NSA Official: 'We Are Now a Police State'

December 19, 2013 - 10:54 AM

Last year, high-ranking NSA official Bill Binney said, “We are, like, that far from a turnkey totalitarian state.” Now, Binney says that the U.S. has already become a full-blown police state.

Binney told Washington’s Blog on Wednesday that:

“The main use of the collection from these [NSA spying] programs [is] for law enforcement. [See the 2 slides below].”

NSA slide
NSA slide

“These slides give the policy of the DOJ/FBI/DEA etc. on how to use the NSA data. In fact, they instruct that none of the NSA data is referred to in courts – cause it has been acquired without a warrant.”

“So, they have to do a ‘Parallel Construction’ and not tell the courts or prosecution or defense the original data used to arrest people. This I call: a ‘planned programed perjury policy’ directed by US law enforcement.”

“And, as the last line on one slide says, this also applies to ‘Foreign Counterparts.’”

“This is a total corruption of the justice system not only in our country but around the world. The source of the info is at the bottom of each slide. This is a totalitarian process – means we are now in a police state.”

Binney, a 32-year veteran of the agency, was instrumental in the creation of the NSA’s surveillance program for digital information. He also served as the NSA’s senior technical director.

As a result, he’s been sought after by a multitude of media outlets, like CBS, ABC, CNN, New York Times, USA Today, Fox News, and PBS.

Concerning the collection of data by federal agencies mentioned by Binney, Washington’s Blog added that:

“By way of background, the government is spying on virtually everything we do.”

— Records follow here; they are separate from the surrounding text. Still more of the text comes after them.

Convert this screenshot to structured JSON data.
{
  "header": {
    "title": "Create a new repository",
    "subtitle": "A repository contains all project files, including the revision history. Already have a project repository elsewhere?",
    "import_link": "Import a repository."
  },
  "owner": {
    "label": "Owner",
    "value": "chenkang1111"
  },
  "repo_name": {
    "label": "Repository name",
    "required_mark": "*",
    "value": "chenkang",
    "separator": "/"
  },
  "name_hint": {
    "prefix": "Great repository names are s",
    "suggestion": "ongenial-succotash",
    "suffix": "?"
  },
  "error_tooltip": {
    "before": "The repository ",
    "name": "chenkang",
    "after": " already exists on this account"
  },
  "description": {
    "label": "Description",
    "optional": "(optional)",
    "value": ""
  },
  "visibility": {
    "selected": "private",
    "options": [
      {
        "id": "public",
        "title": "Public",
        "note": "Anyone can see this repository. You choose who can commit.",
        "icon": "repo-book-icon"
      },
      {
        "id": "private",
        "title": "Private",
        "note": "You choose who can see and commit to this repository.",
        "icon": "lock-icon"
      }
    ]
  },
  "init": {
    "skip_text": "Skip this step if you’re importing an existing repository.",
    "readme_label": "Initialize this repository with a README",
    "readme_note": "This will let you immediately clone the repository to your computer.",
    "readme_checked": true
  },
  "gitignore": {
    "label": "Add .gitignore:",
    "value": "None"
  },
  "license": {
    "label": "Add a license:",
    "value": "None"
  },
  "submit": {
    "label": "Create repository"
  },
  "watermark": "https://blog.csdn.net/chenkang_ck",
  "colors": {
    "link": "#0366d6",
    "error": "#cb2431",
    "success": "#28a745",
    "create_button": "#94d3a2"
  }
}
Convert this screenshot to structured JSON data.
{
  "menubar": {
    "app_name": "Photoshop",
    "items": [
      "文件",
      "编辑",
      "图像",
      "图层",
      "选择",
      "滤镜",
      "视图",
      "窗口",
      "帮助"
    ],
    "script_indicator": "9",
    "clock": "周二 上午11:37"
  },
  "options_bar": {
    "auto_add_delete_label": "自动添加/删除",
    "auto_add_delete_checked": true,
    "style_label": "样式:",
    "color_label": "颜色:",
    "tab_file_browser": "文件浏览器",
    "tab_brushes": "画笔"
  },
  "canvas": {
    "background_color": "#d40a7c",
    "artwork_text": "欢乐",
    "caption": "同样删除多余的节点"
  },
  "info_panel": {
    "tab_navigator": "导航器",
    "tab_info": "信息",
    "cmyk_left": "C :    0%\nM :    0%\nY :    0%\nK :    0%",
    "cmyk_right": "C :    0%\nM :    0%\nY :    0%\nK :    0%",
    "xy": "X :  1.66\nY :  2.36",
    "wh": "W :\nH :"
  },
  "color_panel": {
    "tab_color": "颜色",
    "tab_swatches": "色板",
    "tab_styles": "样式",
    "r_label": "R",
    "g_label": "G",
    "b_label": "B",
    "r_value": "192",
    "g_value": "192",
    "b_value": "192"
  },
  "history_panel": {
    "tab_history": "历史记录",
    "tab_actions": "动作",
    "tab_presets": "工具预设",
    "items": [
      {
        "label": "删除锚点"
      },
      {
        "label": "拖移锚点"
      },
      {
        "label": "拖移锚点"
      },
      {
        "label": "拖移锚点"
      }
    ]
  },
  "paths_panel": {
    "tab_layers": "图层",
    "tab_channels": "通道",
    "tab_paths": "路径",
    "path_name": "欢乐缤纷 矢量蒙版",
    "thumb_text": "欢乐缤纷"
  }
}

All of the information gained by the NSA through spying is then shared with federal, state and local agencies, and they are using that information to prosecute petty crimes such as drugs and taxes. The agencies are instructed to intentionally “launder” the information gained through spying, i.e. to pretend that they got the information in a more legitimate way … and to hide that from defense attorneys and judges.”